Laut Entgeltatlas der Bundesagentur für Arbeit (Datenbasis 2024) liegt der Median für Zimmerer/Zimmerinnen bei 3.636 € brutto monatlich. Mit Meisterbrief sind 4.436 € im Median und mehr drin – die Spitze liegt bei über 5.000 €.

Wer „zimmermann gehalt" googelt, findet Zahlen zwischen 2.500 € und 6.000 € – alle auf einmal. Was stimmt? Beim Zimmerer-Gehalt zählen drei Dinge: Tarif, Region und Erfahrung. Mit verifizierten Zahlen aus dem Entgeltatlas der Bundesagentur für Arbeit und den aktuellen Tarifwerten des Bauhauptgewerbes lässt sich das klar auseinandernehmen.

Entgeltatlas 2024: Was Zimmerer im Median verdienen

Die verlässlichste Basis liefert der Entgeltatlas der Bundesagentur für Arbeit (Datenbasis 2024). Für den Beruf Zimmerer/Zimmerin gilt:

EinkommensstufeBrutto monatlich
Unteres Quartil (25 %)3.190 €
Median3.636 €
Oberes Quartil (75 %)4.100 €

Das bedeutet: Die Hälfte aller Zimmerer in Deutschland verdient mehr als 3.636 €, die andere Hälfte weniger. Wer über 4.100 € liegt, gehört bereits zum oberen Viertel der Branche.

Zum Vergleich: Zimmerermeister und Bachelor Professional im Zimmerer-Handwerk kommen laut demselben Entgeltatlas auf einen Median von 4.436 € (unteres Quartil: 3.737 €, oberes Quartil: 5.278 €).

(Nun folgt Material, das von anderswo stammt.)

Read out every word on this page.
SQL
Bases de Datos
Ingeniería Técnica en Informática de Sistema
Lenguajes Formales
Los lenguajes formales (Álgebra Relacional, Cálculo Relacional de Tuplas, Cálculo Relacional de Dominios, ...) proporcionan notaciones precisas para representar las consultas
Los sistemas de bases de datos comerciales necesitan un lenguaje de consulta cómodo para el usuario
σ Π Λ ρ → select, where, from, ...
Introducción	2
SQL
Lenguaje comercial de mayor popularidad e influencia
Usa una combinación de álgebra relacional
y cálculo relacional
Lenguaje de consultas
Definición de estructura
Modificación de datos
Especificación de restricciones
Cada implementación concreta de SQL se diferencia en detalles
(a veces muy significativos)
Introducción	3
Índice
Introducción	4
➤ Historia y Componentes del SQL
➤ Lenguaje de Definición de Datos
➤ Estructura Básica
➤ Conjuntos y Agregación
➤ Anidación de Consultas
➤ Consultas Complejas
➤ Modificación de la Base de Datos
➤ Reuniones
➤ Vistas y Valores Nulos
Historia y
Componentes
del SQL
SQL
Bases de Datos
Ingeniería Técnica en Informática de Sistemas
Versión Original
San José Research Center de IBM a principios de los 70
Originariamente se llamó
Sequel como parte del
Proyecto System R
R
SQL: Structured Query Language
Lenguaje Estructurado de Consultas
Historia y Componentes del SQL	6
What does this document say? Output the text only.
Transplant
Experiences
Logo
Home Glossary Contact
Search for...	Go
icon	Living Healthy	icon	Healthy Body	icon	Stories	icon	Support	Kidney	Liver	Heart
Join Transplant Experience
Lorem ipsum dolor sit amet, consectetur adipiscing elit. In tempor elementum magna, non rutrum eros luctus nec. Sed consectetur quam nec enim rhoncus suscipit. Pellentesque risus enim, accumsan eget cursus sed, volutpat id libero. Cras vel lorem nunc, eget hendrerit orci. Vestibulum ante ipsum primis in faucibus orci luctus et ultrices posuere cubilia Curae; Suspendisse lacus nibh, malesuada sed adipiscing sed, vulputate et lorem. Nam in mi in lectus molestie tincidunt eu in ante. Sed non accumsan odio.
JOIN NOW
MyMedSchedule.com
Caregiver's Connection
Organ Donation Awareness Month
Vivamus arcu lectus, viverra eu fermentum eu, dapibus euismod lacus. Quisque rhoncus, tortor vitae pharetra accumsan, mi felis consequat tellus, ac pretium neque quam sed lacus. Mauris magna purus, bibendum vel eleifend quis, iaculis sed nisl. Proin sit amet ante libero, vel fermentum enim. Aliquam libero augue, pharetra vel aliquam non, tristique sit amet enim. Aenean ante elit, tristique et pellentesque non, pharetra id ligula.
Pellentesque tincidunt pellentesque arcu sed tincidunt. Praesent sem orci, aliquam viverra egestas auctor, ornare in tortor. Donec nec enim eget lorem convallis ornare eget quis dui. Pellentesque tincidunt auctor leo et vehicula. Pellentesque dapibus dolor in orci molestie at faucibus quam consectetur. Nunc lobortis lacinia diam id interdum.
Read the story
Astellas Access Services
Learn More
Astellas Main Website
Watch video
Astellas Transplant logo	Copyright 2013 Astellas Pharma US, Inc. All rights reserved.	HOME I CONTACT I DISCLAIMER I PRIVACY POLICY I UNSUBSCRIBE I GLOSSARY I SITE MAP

Tariflohn 2026: Was der Tarifvertrag festlegt

Das Bauhauptgewerbe hat einen Entgelt-Tarifvertrag mit Laufzeit von April 2024 bis März 2027 (IG BAU / Zentralverband Deutsches Baugewerbe). Ab 1. April 2026 steigen alle Lohngruppen im Westen um 3,9 %. Gleichzeitig werden die Ost-Tariflöhne vollständig auf West-Niveau angeglichen – eine historische Erstmaßnahme nach über drei Jahrzehnten.

Konkrete Werte ab April 2026 (West):

LohngruppeStundenlohn (ohne Bauzuschlag)
LG 1 – Werker (ungelernt)15,86 €
LG 2 – Fachwerker (Gesellenbrief)17,34 €
LG 4 – Ecklohn Facharbeiter24,60 €
LG 4 – Gesamttarifstundenlohn (inkl. 5,9 % Bauzuschlag)26,05 €

Zimmerergesellen mit Gesellenbrief werden in der Praxis je nach Betrieb und Qualifikation zwischen LG 2 und LG 4 eingruppiert. Wer den Ecklohn (LG 4) erhält und Vollzeit arbeitet, kommt auf einen Monatslohn von rund 3.900 bis 4.200 € brutto – je nach geleisteten Stunden und Zuschlägen.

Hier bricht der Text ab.